Wanneer kóm je nou eens…
Het zijn van die momenten dat ik de tijd compleet vergeet. Al die verhalen moeten uitgewerkt en wel op zo’n manier dat er een vloeiende lijn in het geheel zit, zonder overlap. Veel werk, maar oh oh oh, ik houd er zo van. Ik zit te typen met het zweet in mijn nek, af en toe luidkeels ‘YES’ roepend naar mijn scherm, als ik een mooie quote precies op de juiste plek kwijt kan.

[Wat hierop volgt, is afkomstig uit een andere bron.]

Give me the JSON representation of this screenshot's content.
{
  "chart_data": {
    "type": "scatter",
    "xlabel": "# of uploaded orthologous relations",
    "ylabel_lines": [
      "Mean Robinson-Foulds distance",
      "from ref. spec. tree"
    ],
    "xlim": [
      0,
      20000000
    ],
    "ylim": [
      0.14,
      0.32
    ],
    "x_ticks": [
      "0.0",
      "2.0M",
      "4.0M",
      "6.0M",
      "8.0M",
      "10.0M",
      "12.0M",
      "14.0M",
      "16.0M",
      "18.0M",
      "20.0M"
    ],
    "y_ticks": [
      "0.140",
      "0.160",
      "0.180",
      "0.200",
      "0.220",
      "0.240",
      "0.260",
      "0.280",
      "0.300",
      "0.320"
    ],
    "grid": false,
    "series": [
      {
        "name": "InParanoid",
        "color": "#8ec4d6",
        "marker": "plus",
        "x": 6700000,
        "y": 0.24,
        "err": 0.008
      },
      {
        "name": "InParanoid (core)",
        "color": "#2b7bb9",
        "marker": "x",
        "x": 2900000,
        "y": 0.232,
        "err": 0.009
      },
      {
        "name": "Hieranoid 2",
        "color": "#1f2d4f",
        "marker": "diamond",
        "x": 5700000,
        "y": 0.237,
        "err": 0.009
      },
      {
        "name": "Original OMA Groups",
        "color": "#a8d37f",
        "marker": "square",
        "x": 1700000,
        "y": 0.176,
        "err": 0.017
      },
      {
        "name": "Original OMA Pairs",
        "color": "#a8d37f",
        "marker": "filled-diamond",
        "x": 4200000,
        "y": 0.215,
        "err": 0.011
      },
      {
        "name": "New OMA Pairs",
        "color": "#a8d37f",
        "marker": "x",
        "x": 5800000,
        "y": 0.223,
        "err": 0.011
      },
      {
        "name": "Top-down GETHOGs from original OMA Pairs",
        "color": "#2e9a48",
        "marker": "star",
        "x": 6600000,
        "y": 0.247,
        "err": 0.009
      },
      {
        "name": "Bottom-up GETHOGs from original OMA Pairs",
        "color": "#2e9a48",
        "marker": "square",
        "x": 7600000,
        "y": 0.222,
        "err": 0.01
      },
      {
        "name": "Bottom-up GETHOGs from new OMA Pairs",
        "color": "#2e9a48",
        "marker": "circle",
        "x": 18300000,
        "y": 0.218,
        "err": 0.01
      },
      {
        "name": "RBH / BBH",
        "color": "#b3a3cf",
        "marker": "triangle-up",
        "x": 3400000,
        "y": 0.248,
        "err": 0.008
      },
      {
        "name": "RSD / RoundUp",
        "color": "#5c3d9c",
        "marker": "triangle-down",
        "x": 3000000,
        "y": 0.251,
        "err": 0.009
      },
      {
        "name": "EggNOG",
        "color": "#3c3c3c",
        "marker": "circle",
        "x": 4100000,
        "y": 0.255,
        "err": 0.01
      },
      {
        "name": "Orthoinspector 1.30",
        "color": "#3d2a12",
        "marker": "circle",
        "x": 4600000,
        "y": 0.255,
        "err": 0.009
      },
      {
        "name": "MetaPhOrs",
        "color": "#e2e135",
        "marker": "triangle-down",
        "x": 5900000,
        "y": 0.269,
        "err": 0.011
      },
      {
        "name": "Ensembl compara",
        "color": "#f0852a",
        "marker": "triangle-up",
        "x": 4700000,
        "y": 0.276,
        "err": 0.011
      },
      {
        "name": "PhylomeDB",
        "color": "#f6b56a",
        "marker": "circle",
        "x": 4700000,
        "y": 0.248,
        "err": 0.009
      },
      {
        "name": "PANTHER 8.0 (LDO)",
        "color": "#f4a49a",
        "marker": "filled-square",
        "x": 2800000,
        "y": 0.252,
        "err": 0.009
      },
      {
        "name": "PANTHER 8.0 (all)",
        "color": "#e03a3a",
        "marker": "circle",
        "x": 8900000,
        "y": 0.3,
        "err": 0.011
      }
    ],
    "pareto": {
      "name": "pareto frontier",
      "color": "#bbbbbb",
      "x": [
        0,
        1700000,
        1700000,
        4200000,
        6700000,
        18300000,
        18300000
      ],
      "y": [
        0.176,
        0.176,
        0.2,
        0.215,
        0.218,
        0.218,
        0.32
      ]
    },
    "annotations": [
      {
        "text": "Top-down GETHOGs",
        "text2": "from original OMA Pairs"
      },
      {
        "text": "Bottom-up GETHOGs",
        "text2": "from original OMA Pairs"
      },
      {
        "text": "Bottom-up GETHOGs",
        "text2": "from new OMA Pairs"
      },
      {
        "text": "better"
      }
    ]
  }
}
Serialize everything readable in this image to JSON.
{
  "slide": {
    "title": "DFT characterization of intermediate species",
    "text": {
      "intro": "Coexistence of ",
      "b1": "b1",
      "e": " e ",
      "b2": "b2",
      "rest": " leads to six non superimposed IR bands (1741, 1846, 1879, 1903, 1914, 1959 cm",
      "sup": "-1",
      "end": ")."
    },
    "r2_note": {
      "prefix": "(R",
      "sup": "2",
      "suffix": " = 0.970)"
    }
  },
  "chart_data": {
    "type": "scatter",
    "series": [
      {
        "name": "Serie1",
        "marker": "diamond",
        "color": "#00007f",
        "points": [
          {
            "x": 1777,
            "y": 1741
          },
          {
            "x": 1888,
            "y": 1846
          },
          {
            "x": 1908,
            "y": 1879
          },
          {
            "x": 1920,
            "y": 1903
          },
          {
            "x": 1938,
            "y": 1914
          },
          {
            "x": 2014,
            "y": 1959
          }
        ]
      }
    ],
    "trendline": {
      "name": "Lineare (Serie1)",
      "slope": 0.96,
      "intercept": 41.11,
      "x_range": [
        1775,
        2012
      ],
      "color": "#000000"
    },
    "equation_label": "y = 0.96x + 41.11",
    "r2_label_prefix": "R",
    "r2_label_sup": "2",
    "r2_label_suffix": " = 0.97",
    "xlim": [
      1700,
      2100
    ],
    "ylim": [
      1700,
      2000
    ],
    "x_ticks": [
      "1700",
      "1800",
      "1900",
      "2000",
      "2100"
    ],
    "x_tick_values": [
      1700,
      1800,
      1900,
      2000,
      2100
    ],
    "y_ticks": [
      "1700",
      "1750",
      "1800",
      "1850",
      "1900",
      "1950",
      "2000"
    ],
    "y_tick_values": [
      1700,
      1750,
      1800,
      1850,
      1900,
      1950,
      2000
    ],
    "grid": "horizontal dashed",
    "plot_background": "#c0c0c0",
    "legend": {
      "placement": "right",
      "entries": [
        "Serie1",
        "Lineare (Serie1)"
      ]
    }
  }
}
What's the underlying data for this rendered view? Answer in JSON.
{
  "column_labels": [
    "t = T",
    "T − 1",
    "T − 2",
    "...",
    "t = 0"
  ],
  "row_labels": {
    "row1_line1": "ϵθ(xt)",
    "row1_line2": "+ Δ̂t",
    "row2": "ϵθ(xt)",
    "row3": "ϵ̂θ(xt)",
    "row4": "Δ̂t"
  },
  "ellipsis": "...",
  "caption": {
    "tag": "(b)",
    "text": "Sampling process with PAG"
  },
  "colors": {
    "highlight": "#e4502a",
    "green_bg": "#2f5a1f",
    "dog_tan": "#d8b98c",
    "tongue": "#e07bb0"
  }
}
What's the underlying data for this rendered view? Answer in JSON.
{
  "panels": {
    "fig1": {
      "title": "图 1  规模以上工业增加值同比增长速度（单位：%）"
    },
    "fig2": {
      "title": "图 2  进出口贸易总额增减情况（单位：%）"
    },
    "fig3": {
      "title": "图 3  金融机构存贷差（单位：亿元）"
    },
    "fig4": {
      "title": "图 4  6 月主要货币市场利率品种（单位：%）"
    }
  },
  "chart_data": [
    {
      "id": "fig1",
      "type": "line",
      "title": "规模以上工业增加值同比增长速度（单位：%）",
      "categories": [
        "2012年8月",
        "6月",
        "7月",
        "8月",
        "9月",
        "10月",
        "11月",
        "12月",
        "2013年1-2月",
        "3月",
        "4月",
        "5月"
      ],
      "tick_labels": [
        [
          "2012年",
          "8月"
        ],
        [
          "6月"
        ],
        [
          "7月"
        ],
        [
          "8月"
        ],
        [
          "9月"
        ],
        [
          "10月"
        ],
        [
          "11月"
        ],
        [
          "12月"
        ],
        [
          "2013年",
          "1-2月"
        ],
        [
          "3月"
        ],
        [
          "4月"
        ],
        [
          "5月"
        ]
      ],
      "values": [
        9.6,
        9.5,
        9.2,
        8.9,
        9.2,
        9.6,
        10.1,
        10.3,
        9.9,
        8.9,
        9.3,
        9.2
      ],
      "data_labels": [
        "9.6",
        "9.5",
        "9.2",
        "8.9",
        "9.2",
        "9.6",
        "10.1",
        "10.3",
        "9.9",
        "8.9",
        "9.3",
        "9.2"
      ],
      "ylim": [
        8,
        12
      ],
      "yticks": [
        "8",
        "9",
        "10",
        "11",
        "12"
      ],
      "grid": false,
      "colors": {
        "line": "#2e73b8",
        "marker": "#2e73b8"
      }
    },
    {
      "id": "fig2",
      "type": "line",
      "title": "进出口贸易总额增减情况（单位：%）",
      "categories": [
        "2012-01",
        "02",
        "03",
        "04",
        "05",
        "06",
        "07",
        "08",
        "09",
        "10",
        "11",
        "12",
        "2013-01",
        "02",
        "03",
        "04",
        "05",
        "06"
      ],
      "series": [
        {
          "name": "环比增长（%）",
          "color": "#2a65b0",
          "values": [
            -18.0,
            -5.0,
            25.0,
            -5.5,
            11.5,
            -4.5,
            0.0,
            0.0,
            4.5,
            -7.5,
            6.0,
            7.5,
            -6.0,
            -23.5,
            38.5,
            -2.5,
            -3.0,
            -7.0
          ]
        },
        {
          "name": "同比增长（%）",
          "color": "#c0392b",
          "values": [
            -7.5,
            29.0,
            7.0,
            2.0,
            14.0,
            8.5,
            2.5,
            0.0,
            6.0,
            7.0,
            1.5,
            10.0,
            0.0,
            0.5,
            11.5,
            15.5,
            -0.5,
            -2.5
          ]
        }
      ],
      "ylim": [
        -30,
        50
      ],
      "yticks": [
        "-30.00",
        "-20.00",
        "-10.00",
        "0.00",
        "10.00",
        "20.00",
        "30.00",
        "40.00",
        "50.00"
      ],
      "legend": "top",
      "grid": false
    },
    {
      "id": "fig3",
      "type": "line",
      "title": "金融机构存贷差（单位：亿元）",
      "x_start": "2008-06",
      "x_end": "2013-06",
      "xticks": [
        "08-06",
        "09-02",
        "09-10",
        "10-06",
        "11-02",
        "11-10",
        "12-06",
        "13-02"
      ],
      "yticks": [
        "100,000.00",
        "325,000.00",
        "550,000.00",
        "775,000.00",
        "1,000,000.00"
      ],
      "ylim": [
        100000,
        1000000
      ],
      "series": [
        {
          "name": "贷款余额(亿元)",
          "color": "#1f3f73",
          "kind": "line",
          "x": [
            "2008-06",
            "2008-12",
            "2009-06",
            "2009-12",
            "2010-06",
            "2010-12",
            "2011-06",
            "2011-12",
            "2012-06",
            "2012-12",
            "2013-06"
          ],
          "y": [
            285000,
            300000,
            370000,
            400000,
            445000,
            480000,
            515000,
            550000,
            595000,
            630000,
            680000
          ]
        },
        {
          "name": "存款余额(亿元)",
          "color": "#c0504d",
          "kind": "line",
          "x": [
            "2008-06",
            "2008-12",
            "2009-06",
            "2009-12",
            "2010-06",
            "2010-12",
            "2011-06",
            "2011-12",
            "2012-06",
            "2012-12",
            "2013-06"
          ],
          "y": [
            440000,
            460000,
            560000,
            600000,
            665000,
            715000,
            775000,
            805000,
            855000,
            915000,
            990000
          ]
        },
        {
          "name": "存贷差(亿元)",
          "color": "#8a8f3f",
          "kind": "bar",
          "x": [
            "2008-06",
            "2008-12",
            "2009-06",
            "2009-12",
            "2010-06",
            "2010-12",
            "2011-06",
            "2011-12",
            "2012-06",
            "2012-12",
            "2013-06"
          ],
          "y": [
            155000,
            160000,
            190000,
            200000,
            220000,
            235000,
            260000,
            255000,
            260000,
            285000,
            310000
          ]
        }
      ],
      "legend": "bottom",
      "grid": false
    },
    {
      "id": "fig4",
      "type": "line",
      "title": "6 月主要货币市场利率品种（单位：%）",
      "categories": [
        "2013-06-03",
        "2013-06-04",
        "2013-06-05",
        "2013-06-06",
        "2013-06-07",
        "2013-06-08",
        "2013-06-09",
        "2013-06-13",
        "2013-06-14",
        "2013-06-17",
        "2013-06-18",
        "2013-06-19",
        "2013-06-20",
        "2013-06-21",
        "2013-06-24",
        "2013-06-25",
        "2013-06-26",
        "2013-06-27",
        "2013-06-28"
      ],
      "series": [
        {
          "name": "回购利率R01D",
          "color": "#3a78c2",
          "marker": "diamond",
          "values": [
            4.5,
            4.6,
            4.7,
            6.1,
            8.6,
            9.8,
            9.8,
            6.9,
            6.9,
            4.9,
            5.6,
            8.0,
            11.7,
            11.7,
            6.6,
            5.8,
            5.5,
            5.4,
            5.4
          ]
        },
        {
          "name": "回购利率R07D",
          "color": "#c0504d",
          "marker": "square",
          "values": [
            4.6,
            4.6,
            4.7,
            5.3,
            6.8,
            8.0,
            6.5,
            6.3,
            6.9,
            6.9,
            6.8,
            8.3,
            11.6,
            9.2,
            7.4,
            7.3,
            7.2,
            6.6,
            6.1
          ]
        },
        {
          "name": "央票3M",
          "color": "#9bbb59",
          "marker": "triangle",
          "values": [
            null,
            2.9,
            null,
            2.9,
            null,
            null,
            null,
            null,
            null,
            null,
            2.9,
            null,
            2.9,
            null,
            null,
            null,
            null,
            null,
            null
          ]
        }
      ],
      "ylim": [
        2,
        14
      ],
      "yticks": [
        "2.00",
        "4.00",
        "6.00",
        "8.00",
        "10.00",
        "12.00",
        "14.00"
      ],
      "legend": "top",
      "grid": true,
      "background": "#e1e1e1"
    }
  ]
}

Dat doorgaan botst nog wel eens met partner, die een sterk ontwikkeld leefritme heeft en zich soms wanhopig afvraagt wanneer ik nou eindelijk eens naar binnen kom. Voor mij is eten meer een kwestie van wachten tot ik honger krijg. Hoewel dat eigenlijk geen goede indicator is, want dat heb ik niet gauw. En omdat mijn kantoor op hetzelfde erf zit, ervaar ik het daar werken niet zo erg als ‘weg’ zijn. Dus ik snap dan oprecht niet goed waar hij zich druk om maakt als ik na een lange dag werken nog even iets met een paard wil doen.
Het vliegt voorbij
Tijd maken voor elkaar, daar heeft hij wel gelijk in. Niemand weet hoe lang je hebt. Het vliegt voorbij. Ik ben in mijn hoofd gestopt met tellen, maar mijn lijf is dat helaas niet. Daar voel ik de tijd soms wel. Het maakt me kwaad, want het belet me. Ik wil nog zoveel doen.
Het is inmiddels eindelijk lente geworden. Hoewel, het voelt gelijk meer als zomer. Ik hoor de hele dag de kikkers in de sloot. Laat, want normaal is dat rond Pinkster. Hoe ik dat onthoud? Omdat ik een paar jaar geleden in een kamer zat te waken bij mijn stervende moeder, de balkondeuren open. Het enige dat ik hoorde was haar onregelmatige ademhaling en het gekwaak van kikkers in de vijver voor haar kamer. Dat geluid staat voor mij gelijk aan een tijd die voorbij is. Of ik daar verdrietig om ben? Hm, misschien een vaag schrijnend gevoel. Over tijd en eindigheid.